Kişiliği mi, hayatı mı, şiirleri mi; yolculuğu ve yaşadıkları mı?!.
Nerden başlayacağımı bilemedim şimdi.
En iyisi biyografisi zaten kısa, alıntı yaparak 4. Murat’a doğru hızlı adımlarla gitmek ve şiirlerini iletmek gerek galiba.
Uyarı yapayım, ne kadar yazsam az olacak!
Zincirimden sonra lütfen araştırınız...
“Gökten nazire indi Sihâm-ı Kazası’na
Nef’i diliyle uğradı Hakk’ın belâsına.”
Divan şairi ( D. 1572, Hasankale / Erzurum – Ö. 27 Ocak 1635). Asıl adı Ömer olup, Sipahi Mehmed Bey’in oğludur. Dedesi Mirza Ali Paşa, Pasin Sancakbeyliği görevinde bulunmuştu. İyi bir öğrenim görerek, Arapça ve Farsça öğrendi.

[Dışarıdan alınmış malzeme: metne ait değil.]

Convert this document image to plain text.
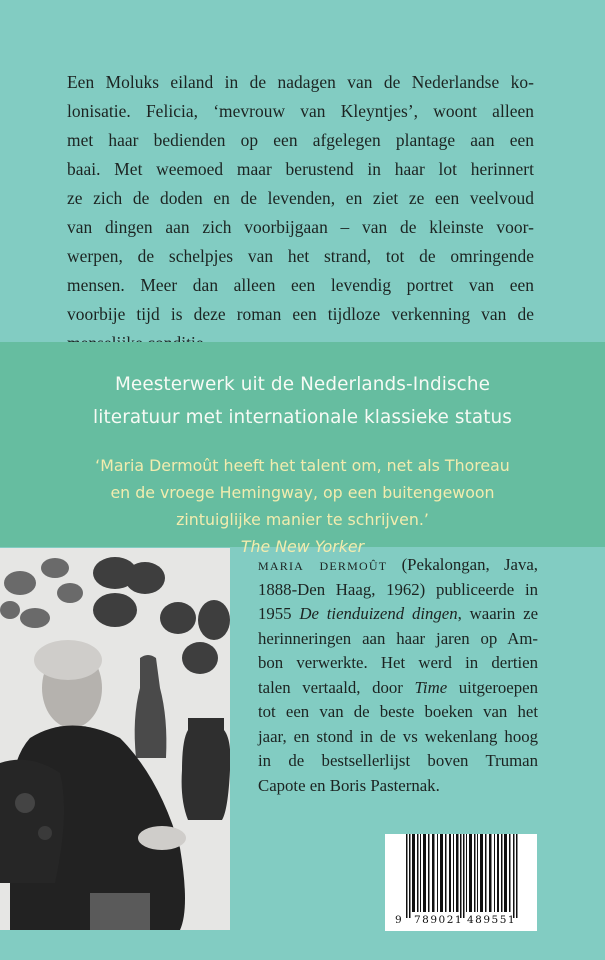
Een Moluks eiland in de nadagen van de Nederlandse ko-
lonisatie. Felicia, ‘mevrouw van Kleyntjes’, woont alleen
met haar bedienden op een afgelegen plantage aan een
baai. Met weemoed maar berustend in haar lot herinnert
ze zich de doden en de levenden, en ziet ze een veelvoud
van dingen aan zich voorbijgaan – van de kleinste voor-
werpen, de schelpjes van het strand, tot de omringende
mensen. Meer dan alleen een levendig portret van een
voorbije tijd is deze roman een tijdloze verkenning van de
Meesterwerk uit de Nederlands-Indische
literatuur met internationale klassieke status
‘Maria Dermoût heeft het talent om, net als Thoreau
en de vroege Hemingway, op een buitengewoon
zintuiglijke manier te schrijven.’
The New Yorker
maria dermoût (Pekalongan, Java,
1888-Den Haag, 1962) publiceerde in
1955 De tienduizend dingen, waarin ze
herinneringen aan haar jaren op Am-
bon verwerkte. Het werd in dertien
talen vertaald, door Time uitgeroepen
tot een van de beste boeken van het
jaar, en stond in de vs wekenlang hoog
in de bestsellerlijst boven Truman
Capote en Boris Pasternak.
9 789021 489551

Zarrî (zararlı) olan mahlasını, dostu şair Gelibolulu Ali, Nef’î (faydalı) olarak değiştirdi. I. Ahmed’in tahta çıkmasından (1603) sonra gittiği İstanbul’da önce kâtiplik yaptı. Padişaha ve döneminin ileri gelenlerine sunduğu gazeller ve kasidelerle kendini tanıttı.
Yaklaşık otuz yıl yaşadığı İstanbul’da dört padişahın dönemine tanıklık etti (I. Ahmed, I. Mustafa, II. Osman, IV. Murad). I. Ahmed’in 1611’de Edirne’ye yaptığı seyahati sırasında yanında bulunan Nef’î, asıl ününe IV. Murad devrinde ulaştı.
Sert ve gözü pek karakterini kendisine benzeten ve hicivlerini beğenen padişah tarafından korunarak onun meclislerinde yer aldı.
IV. Murad’ın, Nef’î’ye ilgisini abartılı bulanların çokluğu üzerine padişah onun kabiliyetini herkese göstermek istedi.
Aynalı Kavak Köşkü’nde bulunduğu bir sırada şairi yanına çağırtarak yeni bir şiir okumasını istedi. Nef’î’nin koynundan kâğıdını çıkararak; “Esdi nesîm-i nevbahar açıldı güller subh-dem” diye başlayan, sonradan çok ünlü olan Bahariyye’sini okuduğu bilinmektedir.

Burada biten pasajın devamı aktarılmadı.